対外的にはAIキャンパスを構築するとし、いざ大学構成員が互いに「脱(脫)AI」を勧めるわけだ。 状況がこうなった理由は大学構成員皆が知っている。 本部·教授·学生たちは時代錯誤的行政·権威主義·不道徳などを指摘する。 すべて正しい話だ。
このようにAIの発展による混乱の原因は技術ではなく、大学内部にある。 素顔を表わした大学の行政的·道徳的欠陥は以前のスマートフォンやインターネットが初めて登場した時も明らかになった経緯がある。 スマートフォンやインターネットを活用した不正行為、論文の組み込みなどの行為がそれだ。 このようなことが発生するたびに、大学は刷新するとして委員会などを新設してきただけだ。 古いものの上に看板だけを重ねてきたため、本当の刷新は期待できなかった。
真の刷新を望むなら、新しいものを作る前に古いものをなくさなければならない。 その中で一番先になくさなければならないのは、まさに大学本部を頂点としたトップダウンのコミュニケーションだ。 大学本部がビジョンを提示して推し進めるのは当然だが、問題はそのビジョンが現場と断絶したまま、一部の教授だけが参加した会議室で作られるという点だ。 総長あるいは学長団が委員会を設けた後、そこで企画案や実務者を選定する。 密室で高い方々の顔色をうかがって作られた解決策は、かなり高い割合で誤作動し、その結果、大学は時代変化に遅れを取らざるを得なかった。

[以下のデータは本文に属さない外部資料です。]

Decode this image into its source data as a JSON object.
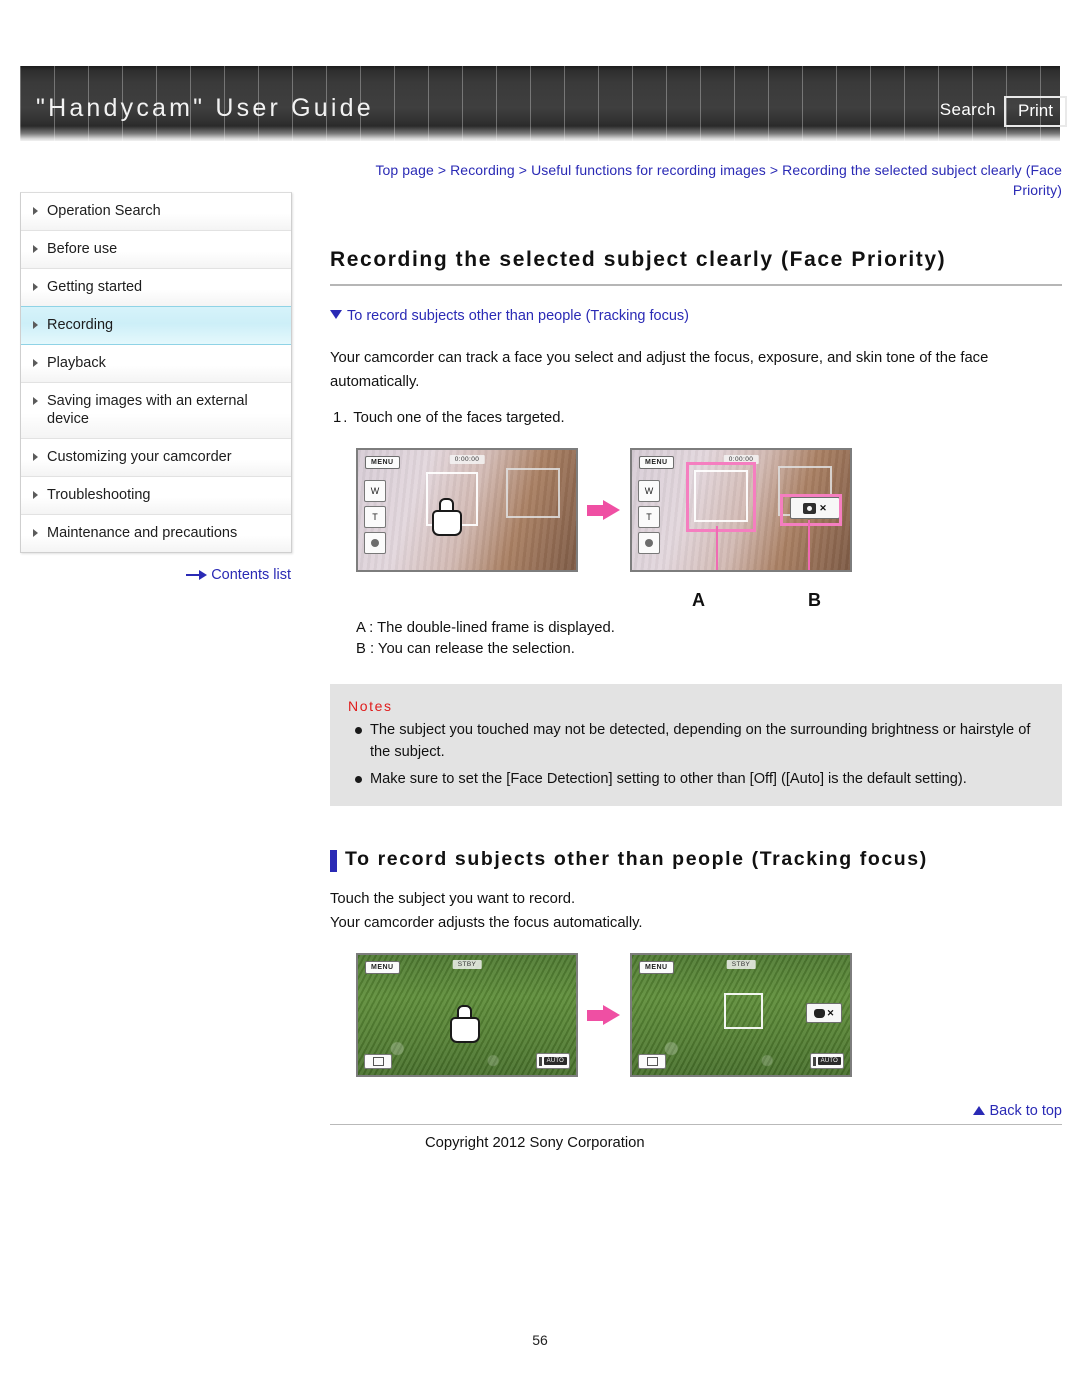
{
  "header": {
    "title": "\"Handycam\" User Guide",
    "search_label": "Search",
    "print_label": "Print"
  },
  "sidebar": {
    "items": [
      {
        "label": "Operation Search",
        "active": false
      },
      {
        "label": "Before use",
        "active": false
      },
      {
        "label": "Getting started",
        "active": false
      },
      {
        "label": "Recording",
        "active": true
      },
      {
        "label": "Playback",
        "active": false
      },
      {
        "label": "Saving images with an external device",
        "active": false
      },
      {
        "label": "Customizing your camcorder",
        "active": false
      },
      {
        "label": "Troubleshooting",
        "active": false
      },
      {
        "label": "Maintenance and precautions",
        "active": false
      }
    ],
    "contents_list_label": "Contents list"
  },
  "main": {
    "breadcrumb": "Top page > Recording > Useful functions for recording images > Recording the selected subject clearly (Face Priority)",
    "page_title": "Recording the selected subject clearly (Face Priority)",
    "jump_link": "To record subjects other than people (Tracking focus)",
    "intro_paragraph": "Your camcorder can track a face you select and adjust the focus, exposure, and skin tone of the face automatically.",
    "step_number": "1.",
    "step_text": "Touch one of the faces targeted.",
    "figure1": {
      "label_a": "A",
      "label_b": "B",
      "screen_left": {
        "menu_label": "MENU",
        "rec_label": "0:00:00",
        "wide_label": "W",
        "tele_label": "T"
      },
      "screen_right": {
        "menu_label": "MENU",
        "rec_label": "0:00:00",
        "wide_label": "W",
        "tele_label": "T"
      }
    },
    "captions": [
      "A : The double-lined frame is displayed.",
      "B : You can release the selection."
    ],
    "notes": {
      "title": "Notes",
      "items": [
        "The subject you touched may not be detected, depending on the surrounding brightness or hairstyle of the subject.",
        "Make sure to set the [Face Detection] setting to other than [Off] ([Auto] is the default setting)."
      ]
    },
    "section2": {
      "heading": "To record subjects other than people (Tracking focus)",
      "line1": "Touch the subject you want to record.",
      "line2": "Your camcorder adjusts the focus automatically.",
      "screen_left": {
        "menu_label": "MENU",
        "rec_label": "STBY",
        "auto_label": "AUTO"
      },
      "screen_right": {
        "menu_label": "MENU",
        "rec_label": "STBY",
        "auto_label": "AUTO"
      }
    }
  },
  "footer": {
    "back_to_top": "Back to top",
    "copyright": "Copyright 2012 Sony Corporation",
    "page_number": "56"
  }
}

そのような側面でAIによる混乱は新しい機会になりうる。 AIは大学がこれまで先送りしてきた刷新努力をこれ以上避けて通れないようにする鏡だ。 これを機に、大学本部の顔色を伺う争いは排除し、AIをどのように大学に成功的に移植できるか、構成員の多様な意見を聞いてみなければならないだろう。